Nominally, a drone survey can only be accurate to twice the ground sampling distance (GSD) horizontally and three times the GSD vertically. That means if the drone is collecting data at 3cm GSD, the nominal real world precision of the output is 6cm XY and 9cm Z. But even that accuracy can be compromised in many ways by pilot error or processing errors that often go untracked.
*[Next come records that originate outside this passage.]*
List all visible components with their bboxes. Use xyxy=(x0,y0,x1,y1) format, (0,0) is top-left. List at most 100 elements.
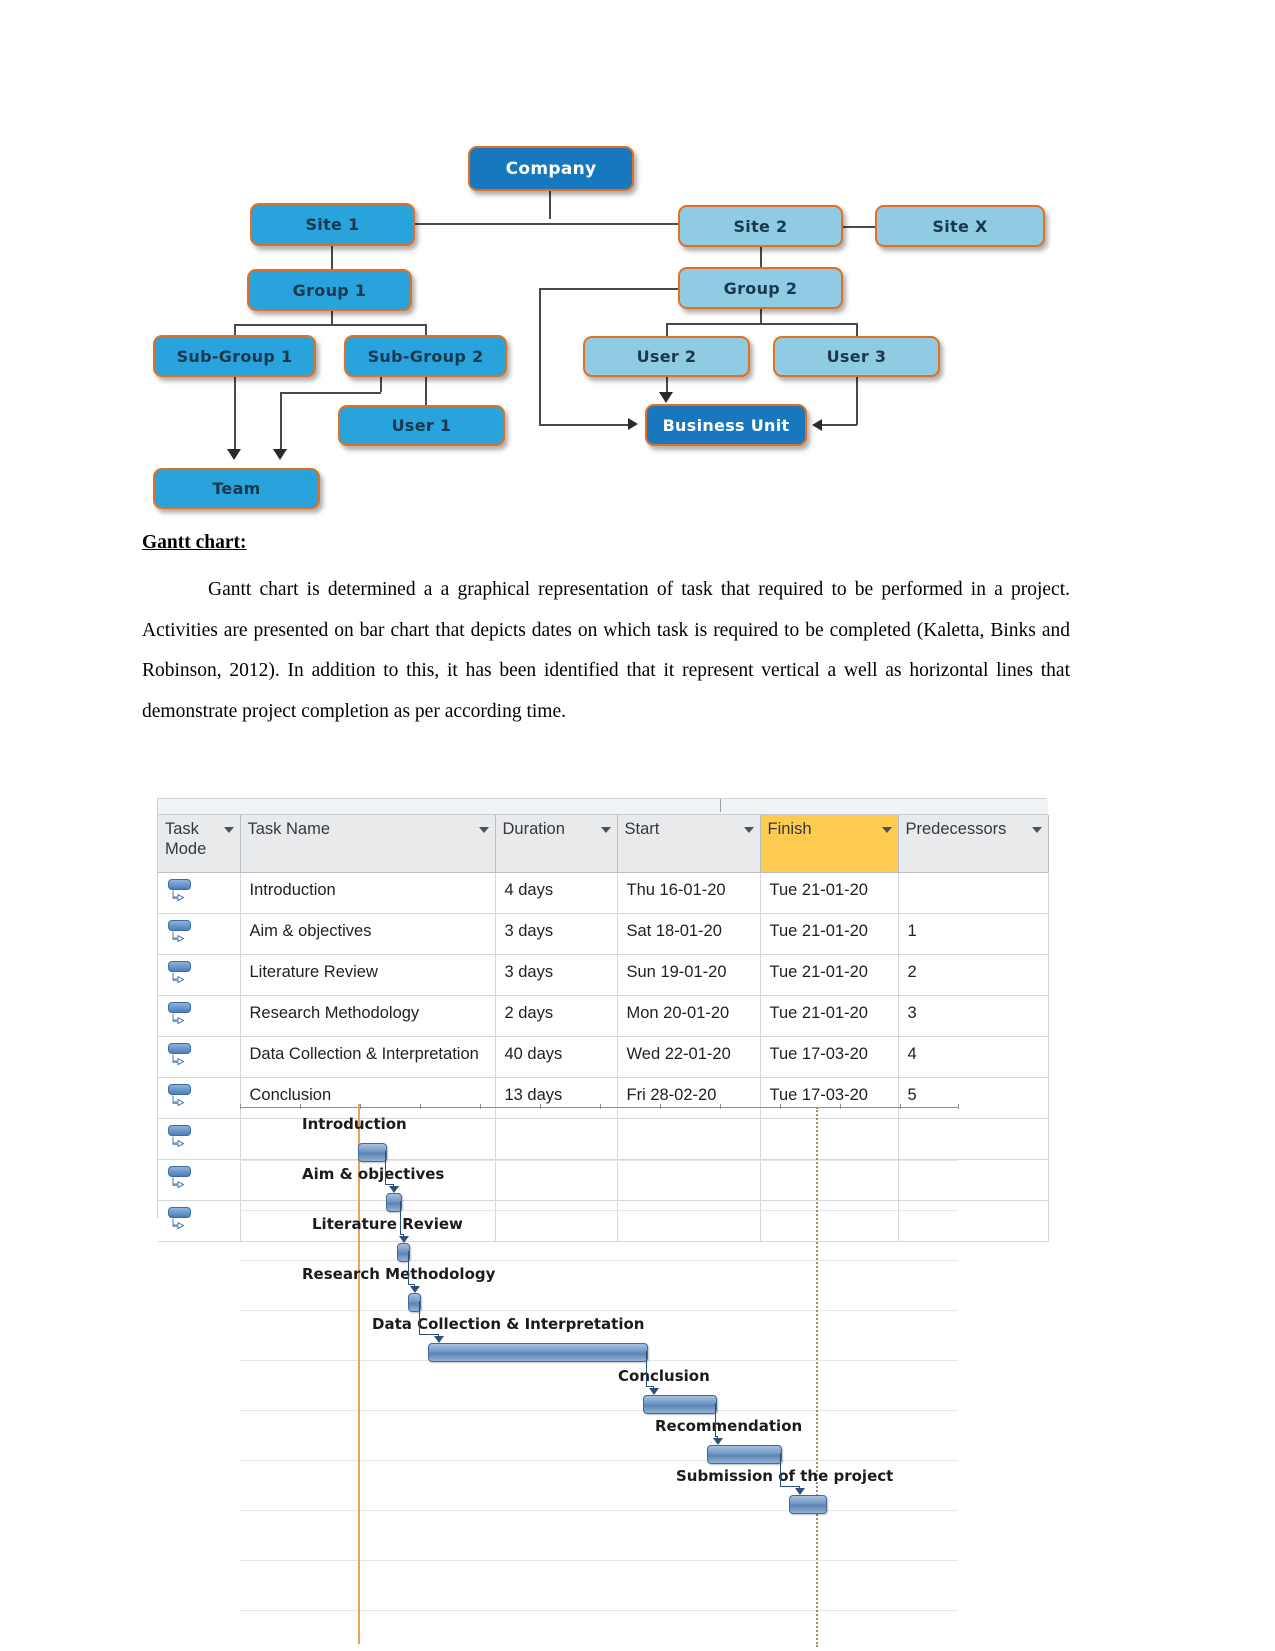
cell-duration[interactable]: 3 days xyxy=(495,954,618,996)
connector-company-down xyxy=(549,191,551,219)
cell-name[interactable]: Research Methodology xyxy=(240,995,496,1037)
cell-task-mode[interactable] xyxy=(158,1077,241,1119)
cell-task-mode[interactable] xyxy=(158,1036,241,1078)
cell-predecessors[interactable] xyxy=(898,872,1049,914)
org-chart: Company Site 1 Site 2 Site X Group 1 Group 2 S… xyxy=(0,0,1275,525)
cell-task-mode[interactable] xyxy=(158,1118,241,1160)
column-header-start[interactable]: Start xyxy=(617,815,761,873)
cell-start[interactable]: Wed 22-01-20 xyxy=(617,1036,761,1078)
chevron-down-icon[interactable] xyxy=(223,827,234,833)
column-header-finish[interactable]: Finish xyxy=(760,815,899,873)
org-node-label: Site X xyxy=(932,216,988,236)
chevron-down-icon[interactable] xyxy=(881,827,892,833)
column-header-predecessors[interactable]: Predecessors xyxy=(898,815,1049,873)
chevron-down-icon[interactable] xyxy=(478,827,489,833)
table-row[interactable]: Aim & objectives 3 days Sat 18-01-20 Tue 21… xyxy=(158,913,1049,955)
task-mode-bar-icon xyxy=(168,1207,191,1218)
timeline-tick xyxy=(540,1104,541,1109)
cell-predecessors[interactable]: 3 xyxy=(898,995,1049,1037)
connector-to-subgroup2 xyxy=(425,324,427,335)
timeline-tick xyxy=(660,1104,661,1109)
timeline-tick xyxy=(720,1104,721,1109)
org-node-user3: User 3 xyxy=(773,336,940,377)
timeline-tick xyxy=(958,1104,959,1109)
gantt-bar-label: Submission of the project xyxy=(676,1467,894,1485)
column-header-mode[interactable]: Task Mode xyxy=(158,815,241,873)
body-paragraph: Gantt chart is determined a a graphical … xyxy=(142,579,1070,722)
manually-scheduled-icon[interactable] xyxy=(167,1124,195,1154)
gantt-bar[interactable] xyxy=(358,1143,387,1162)
org-node-user1: User 1 xyxy=(338,405,505,446)
cell-name[interactable]: Aim & objectives xyxy=(240,913,496,955)
column-header-duration[interactable]: Duration xyxy=(495,815,618,873)
cell-task-mode[interactable] xyxy=(158,872,241,914)
table-row[interactable]: Literature Review 3 days Sun 19-01-20 Tue 2… xyxy=(158,954,1049,996)
cell-task-mode[interactable] xyxy=(158,913,241,955)
org-node-group1: Group 1 xyxy=(247,269,412,311)
cell-task-mode[interactable] xyxy=(158,1200,241,1242)
timeline-tick xyxy=(300,1104,301,1109)
cell-finish[interactable]: Tue 21-01-20 xyxy=(760,995,899,1037)
manually-scheduled-icon[interactable] xyxy=(167,1083,195,1113)
cell-start[interactable]: Sat 18-01-20 xyxy=(617,913,761,955)
cell-finish[interactable]: Tue 21-01-20 xyxy=(760,954,899,996)
chevron-down-icon[interactable] xyxy=(1031,827,1042,833)
manually-scheduled-icon[interactable] xyxy=(167,878,195,908)
cell-start[interactable]: Thu 16-01-20 xyxy=(617,872,761,914)
gantt-gridline xyxy=(240,1210,958,1211)
cell-duration[interactable]: 40 days xyxy=(495,1036,618,1078)
connector-user3-bu-v xyxy=(856,377,858,425)
gantt-bar-label: Data Collection & Interpretation xyxy=(372,1315,645,1333)
cell-task-mode[interactable] xyxy=(158,954,241,996)
status-date-line xyxy=(816,1107,818,1647)
connector-to-subgroup1 xyxy=(234,324,236,335)
timeline-tick xyxy=(360,1104,361,1109)
cell-duration[interactable]: 4 days xyxy=(495,872,618,914)
cell-finish[interactable]: Tue 21-01-20 xyxy=(760,913,899,955)
org-node-label: User 1 xyxy=(391,416,452,435)
cell-name[interactable]: Literature Review xyxy=(240,954,496,996)
manually-scheduled-icon[interactable] xyxy=(167,919,195,949)
splitter-handle[interactable] xyxy=(720,799,721,812)
gantt-chart-area[interactable]: Introduction Aim & objectives Literature R… xyxy=(240,1104,960,1651)
cell-name[interactable]: Data Collection & Interpretation xyxy=(240,1036,496,1078)
gantt-bar[interactable] xyxy=(789,1495,827,1514)
manually-scheduled-icon[interactable] xyxy=(167,960,195,990)
cell-finish[interactable]: Tue 17-03-20 xyxy=(760,1036,899,1078)
chevron-down-icon[interactable] xyxy=(600,827,611,833)
cell-duration[interactable]: 2 days xyxy=(495,995,618,1037)
cell-start[interactable]: Mon 20-01-20 xyxy=(617,995,761,1037)
connector-group2-split xyxy=(666,323,856,325)
gantt-bar-label: Introduction xyxy=(302,1115,407,1133)
table-row[interactable]: Research Methodology 2 days Mon 20-01-20 Tu… xyxy=(158,995,1049,1037)
cell-predecessors[interactable]: 2 xyxy=(898,954,1049,996)
manually-scheduled-icon[interactable] xyxy=(167,1001,195,1031)
manually-scheduled-icon[interactable] xyxy=(167,1165,195,1195)
pane-splitter-bar[interactable] xyxy=(158,799,1048,815)
timeline-tick xyxy=(480,1104,481,1109)
gantt-bar[interactable] xyxy=(707,1445,782,1464)
cell-start[interactable]: Sun 19-01-20 xyxy=(617,954,761,996)
cell-task-mode[interactable] xyxy=(158,1159,241,1201)
gantt-bar[interactable] xyxy=(643,1395,717,1414)
manually-scheduled-icon[interactable] xyxy=(167,1042,195,1072)
task-mode-arrow-icon xyxy=(172,1177,185,1188)
column-header-name[interactable]: Task Name xyxy=(240,815,496,873)
column-header-label: Duration xyxy=(502,820,565,838)
org-node-label: Group 1 xyxy=(292,280,367,300)
cell-predecessors[interactable]: 4 xyxy=(898,1036,1049,1078)
manually-scheduled-icon[interactable] xyxy=(167,1206,195,1236)
cell-predecessors[interactable]: 1 xyxy=(898,913,1049,955)
task-mode-bar-icon xyxy=(168,879,191,890)
gantt-link-vertical xyxy=(780,1453,782,1486)
chevron-down-icon[interactable] xyxy=(743,827,754,833)
cell-finish[interactable]: Tue 21-01-20 xyxy=(760,872,899,914)
cell-duration[interactable]: 3 days xyxy=(495,913,618,955)
cell-task-mode[interactable] xyxy=(158,995,241,1037)
table-row[interactable]: Introduction 4 days Thu 16-01-20 Tue 21-01-… xyxy=(158,872,1049,914)
task-mode-bar-icon xyxy=(168,961,191,972)
cell-name[interactable]: Introduction xyxy=(240,872,496,914)
table-row[interactable]: Data Collection & Interpretation 40 days W… xyxy=(158,1036,1049,1078)
table-header-row[interactable]: Task Mode Task Name Duration Start Finish Pre… xyxy=(158,815,1049,873)
gantt-bar[interactable] xyxy=(428,1343,648,1362)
Queensland Drones can capture aerial drone survey data at 1cm per pixel and even less. This means our nominal real world precision is 2cm or less X/Y and 3cm or less Z. We use precision “terrain-following” data capture techniques to ensure the GSD is maintained even when mapping sites with large elevation changes. Like a ground surveyor, we do “extrapolate” elevations between data points, but as we are collecting thousands of points per square metre, the precision between those points is usually much better.

Our precision aerial surveys are backed up by measured ground control points and checkpoints. Even with precision PPK image capture and PPK or PPP correction of those image positions down to 1-2cm accuracy, we prefer to have ground data points that can be used to either provide additional corrections where some image distortions may occur, or to validate the accuracy of the captured data. Where these points are measured by a traditional surveyor, the validation often indicates aerial data capture accuracy of 5-10mm at those measurement points.

How to Find Out if Drone Surveys Can Work For You

Drone surveys are not ideal for every situation, just as ground-based surveys are not required for every situation. With more than six years of professional commercial aerial survey experience, our team can help you to decide if a drone survey is right for your particular requirements and if it is the most cost-effective option to get what you need.